When you get to a point where you have to start joining extremely large tables, you often have to denormalize data anyway with indexed or materialized views. As for sharding, you either manually shard tables or rows, which is problematic (distributed transactions, ugh) or spend gobs of money on a SAN.
NoSQL is really about scalability, elasticity, flexibility, and availability. Which is why it’s being pioneered by the likes of Google, Amazon, Facebook, Netflix, etc. to solve real-world problems.
BTW, despite the overuse of the word “cloud”, it really is cool that you can spin up hundreds of machines, do some work, write out a check, and move on.
Kind of old but here’s some interesting reading.
http://techblog.netflix.com/2011/11/benchmarking-cassandra-scalability-on.html
TK,
Why to add columns to RDBMS tables dynamically? Yo can store object in table rows and append rows. Row append can be a non-locking operation and read can rely on row level locking (ie. row is sized to feet a single page). Should scale up for hundreds or thousands of concurrent users even when single server based.
Nix MySQL and use real RDBMS – many of them support multiple servers and cloud.
Sure it would be fun to implement NoSQL hash based solution but why if you are not Google?

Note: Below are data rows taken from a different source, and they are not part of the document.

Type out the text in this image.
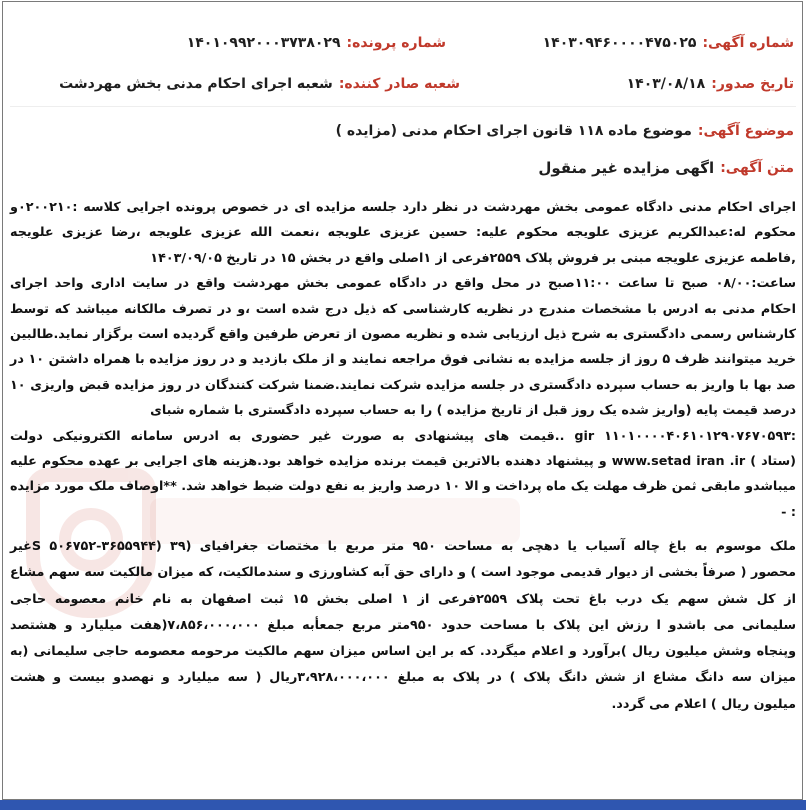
شماره آگهی:
۱۴۰۳۰۹۴۶۰۰۰۰۴۷۵۰۲۵
شماره پرونده:
۱۴۰۱۰۹۹۲۰۰۰۳۷۳۸۰۲۹
تاریخ صدور:
۱۴۰۳/۰۸/۱۸
شعبه صادر کننده:
شعبه اجرای احکام مدنی بخش مهردشت
موضوع آگهی:
موضوع ماده ۱۱۸ قانون اجرای احکام مدنی (مزایده )
متن آگهی:
اگهی مزایده غیر منقول
اجرای احکام مدنی دادگاه عمومی بخش مهردشت در نظر دارد جلسه مزایده ای در خصوص پرونده اجرایی کلاسه :۰۲۰۰۲۱۰و
محکوم له:عبدالکریم عزیزی علویجه محکوم علیه: حسین عزیزی علویجه ،نعمت الله عزیزی علویجه ،رضا عزیزی علویجه
,فاطمه عزیزی علویجه مبنی بر فروش پلاک ۲۵۵۹فرعی از ۱اصلی واقع در بخش ۱۵ در تاریخ ۱۴۰۳/۰۹/۰۵
ساعت:۰۸/۰۰ صبح تا ساعت ۱۱:۰۰صبح در محل واقع در دادگاه عمومی بخش مهردشت واقع در سایت اداری واحد اجرای
احکام مدنی به ادرس با مشخصات مندرج در نظریه کارشناسی که ذیل درج شده است ،و در تصرف مالکانه میباشد که توسط
کارشناس رسمی دادگستری به شرح ذیل ارزیابی شده و نظریه مصون از تعرض طرفین واقع گردیده است برگزار نماید.طالبین
خرید میتوانند ظرف ۵ روز از جلسه مزایده به نشانی فوق مراجعه نمایند و از ملک بازدید و در روز مزایده با همراه داشتن ۱۰ در
صد بها با واریز به حساب سپرده دادگستری در جلسه مزایده شرکت نمایند.ضمنا شرکت کنندگان در روز مزایده قبض واریزی ۱۰
درصد قیمت پایه (واریز شده یک روز قبل از تاریخ مزایده ) را به حساب سپرده دادگستری با شماره شبای
:۱۱۰۱۰۰۰۰۴۰۶۱۰۱۲۹۰۷۶۷۰۵۹۳ gir ..قیمت های پیشنهادی به صورت غیر حضوری به ادرس سامانه الکترونیکی دولت
(ستاد ) www.setad iran .ir و پیشنهاد دهنده بالاترین قیمت برنده مزایده خواهد بود.هزینه های اجرایی بر عهده محکوم علیه
میباشدو مابقی ثمن ظرف مهلت یک ماه پرداخت و الا ۱۰ درصد واریز به نفع دولت ضبط خواهد شد. **اوصاف ملک مورد مزایده
: -
ملک موسوم به باغ چاله آسیاب یا دهچی به مساحت ۹۵۰ متر مربع با مختصات جغرافیای (۳۹ (۳۶۵۵۹۴۴-۵۰۶۷۵۲ Sغیر
محصور ( صرفاً بخشی از دیوار قدیمی موجود است ) و دارای حق آبه کشاورزی و سندمالکیت، که میزان مالکیت سه سهم مشاع
از کل شش سهم یک درب باغ تحت پلاک ۲۵۵۹فرعی از ۱ اصلی بخش ۱۵ ثبت اصفهان به نام خانم معصومه حاجی
سلیمانی می باشدو ا رزش این پلاک با مساحت حدود ۹۵۰متر مربع جمعأبه مبلغ ۷،۸۵۶،۰۰۰،۰۰۰(هفت میلیارد و هشتصد
وپنجاه وشش میلیون ریال )برآورد و اعلام میگردد. که بر این اساس میزان سهم مالکیت مرحومه معصومه حاجی سلیمانی (به
میزان سه دانگ مشاع از شش دانگ پلاک ) در پلاک به مبلغ ۳،۹۲۸،۰۰۰،۰۰۰ریال ( سه میلیارد و نهصدو بیست و هشت
میلیون ریال ) اعلام می گردد.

I can’t tell you the number of people I’ve run across who want to make SQL “completely dynamic” so that users can define data any way they want. They generally gravitate towards an EAV design, and are then delighted with the fact that they will never again have to do any DDL. Or any conceptual modeling.

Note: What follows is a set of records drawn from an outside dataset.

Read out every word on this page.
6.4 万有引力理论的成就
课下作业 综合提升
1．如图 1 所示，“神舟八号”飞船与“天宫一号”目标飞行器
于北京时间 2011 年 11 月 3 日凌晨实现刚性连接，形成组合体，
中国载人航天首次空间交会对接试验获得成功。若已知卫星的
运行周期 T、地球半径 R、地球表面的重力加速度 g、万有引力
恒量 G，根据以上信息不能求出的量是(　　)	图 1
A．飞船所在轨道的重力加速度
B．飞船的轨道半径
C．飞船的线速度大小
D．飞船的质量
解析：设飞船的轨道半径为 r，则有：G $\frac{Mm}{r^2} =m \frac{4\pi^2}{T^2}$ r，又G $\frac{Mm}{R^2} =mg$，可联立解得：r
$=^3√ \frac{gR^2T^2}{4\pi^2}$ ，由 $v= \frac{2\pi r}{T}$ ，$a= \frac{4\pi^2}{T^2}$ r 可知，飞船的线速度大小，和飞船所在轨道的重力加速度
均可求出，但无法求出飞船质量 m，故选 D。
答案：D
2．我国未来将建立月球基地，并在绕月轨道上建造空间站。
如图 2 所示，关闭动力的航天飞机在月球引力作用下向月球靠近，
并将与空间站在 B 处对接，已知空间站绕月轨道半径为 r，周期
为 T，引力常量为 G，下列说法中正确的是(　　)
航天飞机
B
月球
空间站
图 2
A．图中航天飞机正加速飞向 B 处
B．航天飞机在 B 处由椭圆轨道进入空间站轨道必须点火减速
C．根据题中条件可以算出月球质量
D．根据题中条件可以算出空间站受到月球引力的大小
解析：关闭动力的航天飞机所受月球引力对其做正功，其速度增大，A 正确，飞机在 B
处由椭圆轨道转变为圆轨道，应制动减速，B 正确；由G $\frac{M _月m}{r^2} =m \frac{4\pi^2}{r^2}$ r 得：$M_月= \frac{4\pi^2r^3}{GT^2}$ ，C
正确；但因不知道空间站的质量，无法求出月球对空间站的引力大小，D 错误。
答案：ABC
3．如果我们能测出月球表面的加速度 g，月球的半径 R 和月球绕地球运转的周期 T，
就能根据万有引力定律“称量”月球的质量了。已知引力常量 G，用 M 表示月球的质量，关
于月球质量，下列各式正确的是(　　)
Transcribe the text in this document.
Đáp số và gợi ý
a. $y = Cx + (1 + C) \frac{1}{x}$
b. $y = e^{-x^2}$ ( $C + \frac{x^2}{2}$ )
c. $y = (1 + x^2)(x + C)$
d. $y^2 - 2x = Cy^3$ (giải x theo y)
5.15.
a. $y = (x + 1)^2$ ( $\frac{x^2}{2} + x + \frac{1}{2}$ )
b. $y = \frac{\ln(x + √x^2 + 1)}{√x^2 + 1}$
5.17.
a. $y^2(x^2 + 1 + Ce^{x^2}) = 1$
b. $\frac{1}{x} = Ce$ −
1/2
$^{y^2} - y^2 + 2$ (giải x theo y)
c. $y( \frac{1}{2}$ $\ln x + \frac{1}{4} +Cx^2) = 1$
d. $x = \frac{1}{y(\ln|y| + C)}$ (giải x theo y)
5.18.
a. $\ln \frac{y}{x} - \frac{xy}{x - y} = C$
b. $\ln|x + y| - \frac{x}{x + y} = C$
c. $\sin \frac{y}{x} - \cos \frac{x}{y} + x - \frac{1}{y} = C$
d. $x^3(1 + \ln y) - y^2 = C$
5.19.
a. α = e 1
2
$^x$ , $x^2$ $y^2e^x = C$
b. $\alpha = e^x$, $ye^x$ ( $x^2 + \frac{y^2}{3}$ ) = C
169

Until they try to make meaningful use of the resulting data. You might as well do archaeology on a tel.
There are uses for NoSQL type tools. But those who use it to pull an end run around requirments analysis are just taking a cheap shortcut.
TK,
Codd’s 1970 paper details the comparison between existing DBMS models and the then proposed relational system. Codd introduced “data models” in order to make this comparison in a systematic way. The biggest database of the day might have been IMS. It was years before Oracle surpassed it.
Existing DBMS products had advanced the state of the art regarding transactions and concurrecy, organized database backups, and self defining data quite a ways beyond mere files and records, before relational took hold.
I never learned all of this when I was coming up to speed on relational databases. It was only later that I wanted to take a look backward. Those who do not learn from history are condemned to repeat it.
Walter Mitty,
I only suggest row per object as one of the solutions. It would require initial design that fits the problem it is supposed to resolve. Should be combined with extensive logging and XSD specifications that can be stored in the database too. I would use it if most of the project benefits form relational schema but some functionality needs to serve and modify a range of different objects that could satisfy several common criteria (implement common interfaces).
Does not make sense to introduce another data layer (NoSql) if relational db is already required because of features you mentioned.